Malta has ordered an independent inquiry into the murder of prominent investigative journalist Daphne Caruana Galizia, days before the expiry of a deadline by Europe’s main human rights watchdog.
Caruana Galizia, who wrote a popular anti-corruption blog, was killed by a powerful car bomb blast outside her home on October 16, 2017.
The Maltese government said Prime Minister Joseph Muscat appointed retired Judge Michael Mallia to preside over the inquiry. He would be assisted by a law professor and a retired forensics expert.
The government said that the independent review must not prejudice the active criminal investigation. It added that the inquiry should conclude its work within nine months.
Muscat, a frequent target of Caruana Galizia’s writings, has offered a reward of one million euros ($1.1m) for information leading to the arrest of those behind the journalist’s killing.

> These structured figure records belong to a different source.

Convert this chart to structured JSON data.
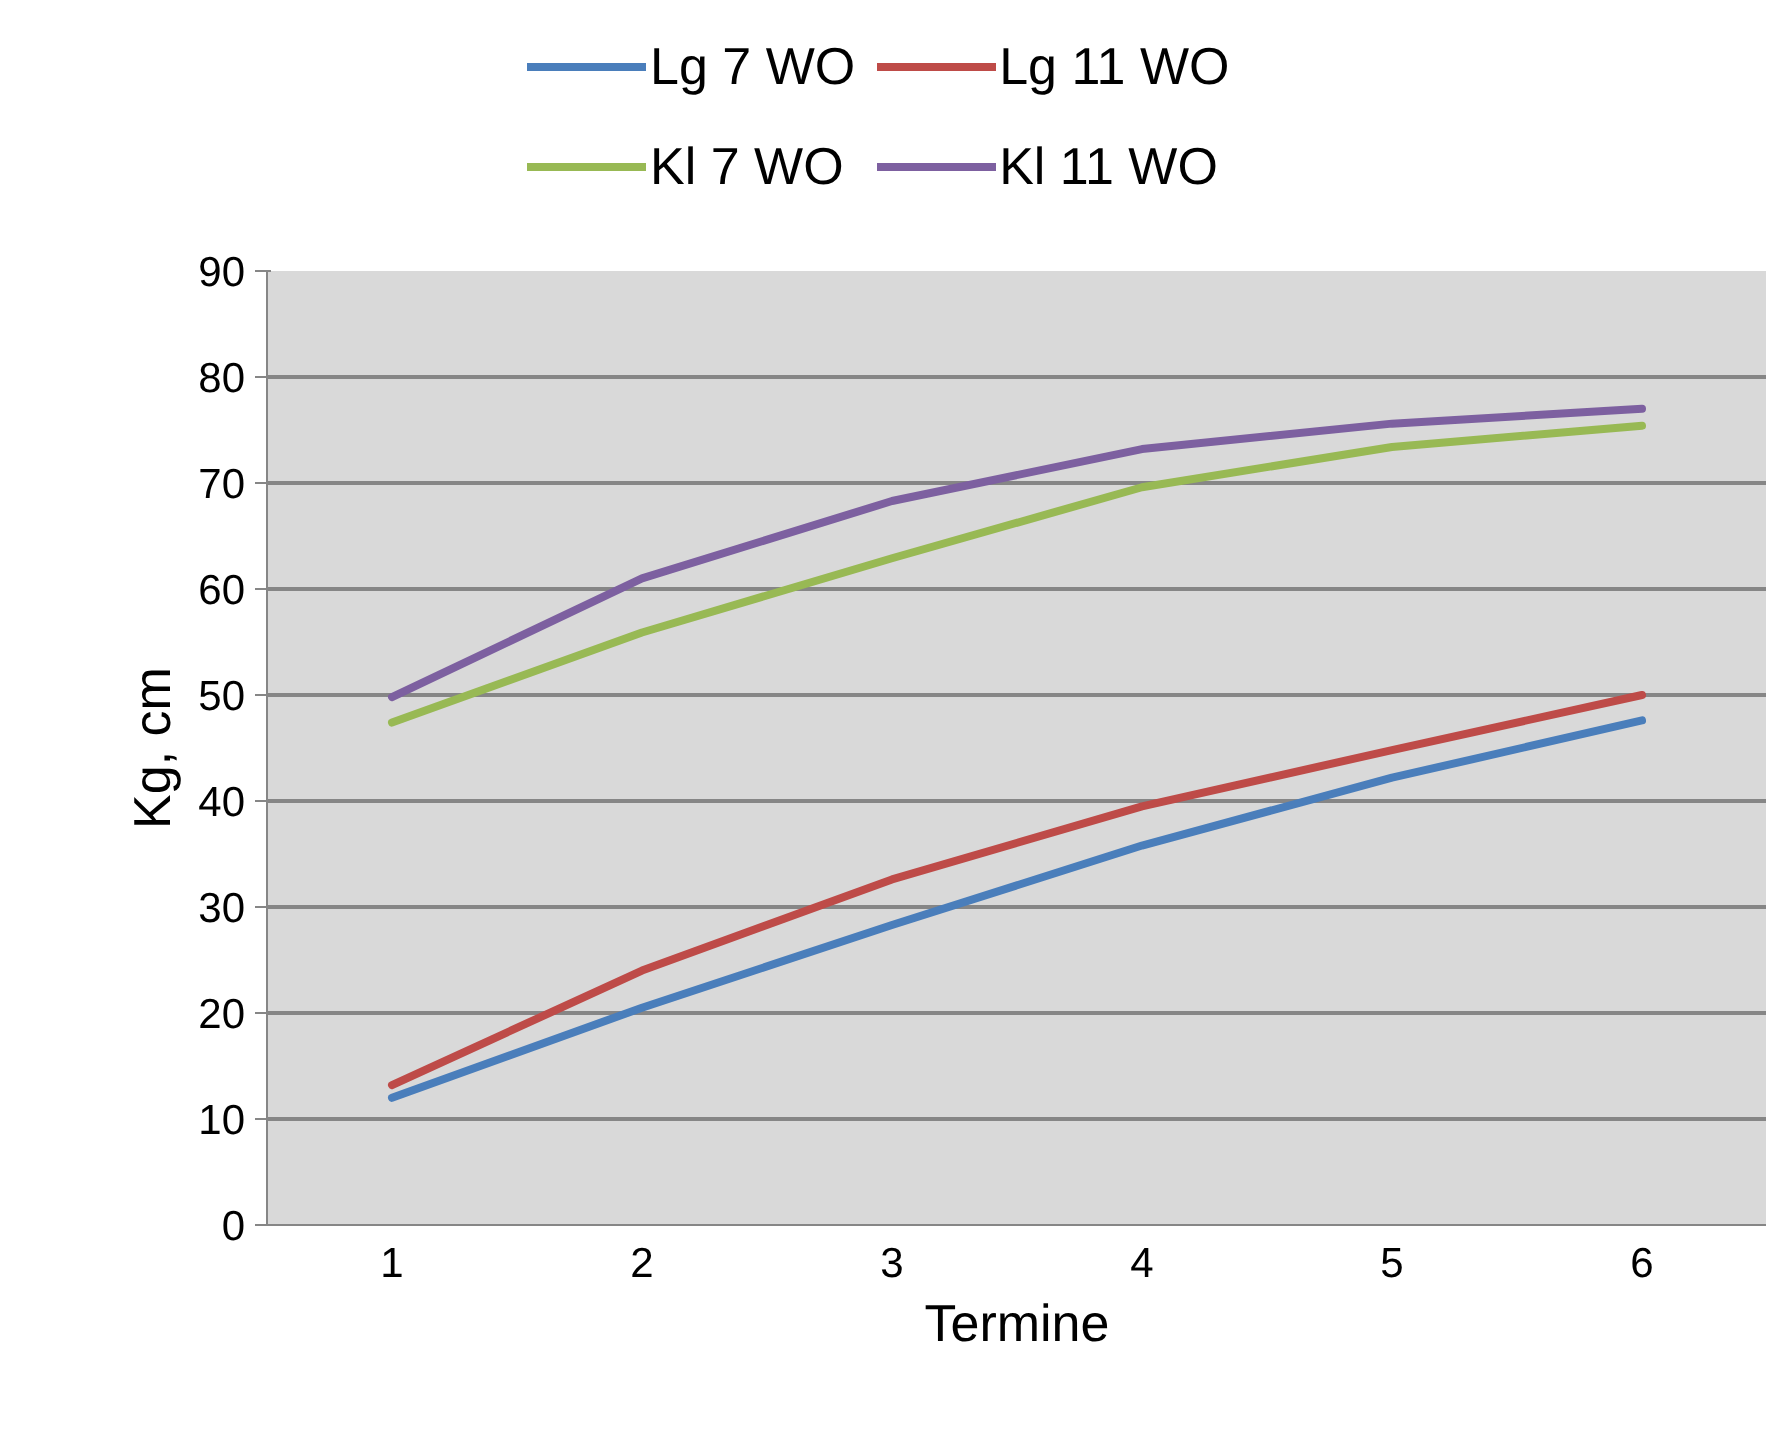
{
  "chart_data": {
    "type": "line",
    "xlabel": "Termine",
    "ylabel": "Kg, cm",
    "categories": [
      "1",
      "2",
      "3",
      "4",
      "5",
      "6"
    ],
    "series": [
      {
        "name": "Lg 7 WO",
        "color": "#4a7ebb",
        "values": [
          12,
          20.5,
          28.3,
          35.8,
          42.2,
          47.6
        ]
      },
      {
        "name": "Lg 11 WO",
        "color": "#be4b48",
        "values": [
          13.2,
          24,
          32.6,
          39.5,
          44.8,
          50
        ]
      },
      {
        "name": "Kl 7 WO",
        "color": "#98b954",
        "values": [
          47.4,
          55.9,
          62.9,
          69.6,
          73.4,
          75.4
        ]
      },
      {
        "name": "Kl 11 WO",
        "color": "#7d60a0",
        "values": [
          49.8,
          61,
          68.3,
          73.2,
          75.6,
          77
        ]
      }
    ],
    "ylim": [
      0,
      90
    ],
    "yticks": [
      0,
      10,
      20,
      30,
      40,
      50,
      60,
      70,
      80,
      90
    ],
    "grid": "y",
    "legend": "top",
    "marker": "none",
    "line_style": "solid"
  }
}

Caruana Galizia published accusations of corruption, money laundering and influence peddling by people at the highest levels of Maltese society, all of which they denied.
Her family have repeatedly demanded a public inquiry, saying it was the best hope of uncovering the truth.
The Council of Europe, the leading human rights forum, said in June that the failure to identify who was behind the murder raised questions about the rule of law in Malta.
It gave Maltese authorities until September 26 to start a public inquiry aimed at establishing whether the journalist’s death could have been prevented.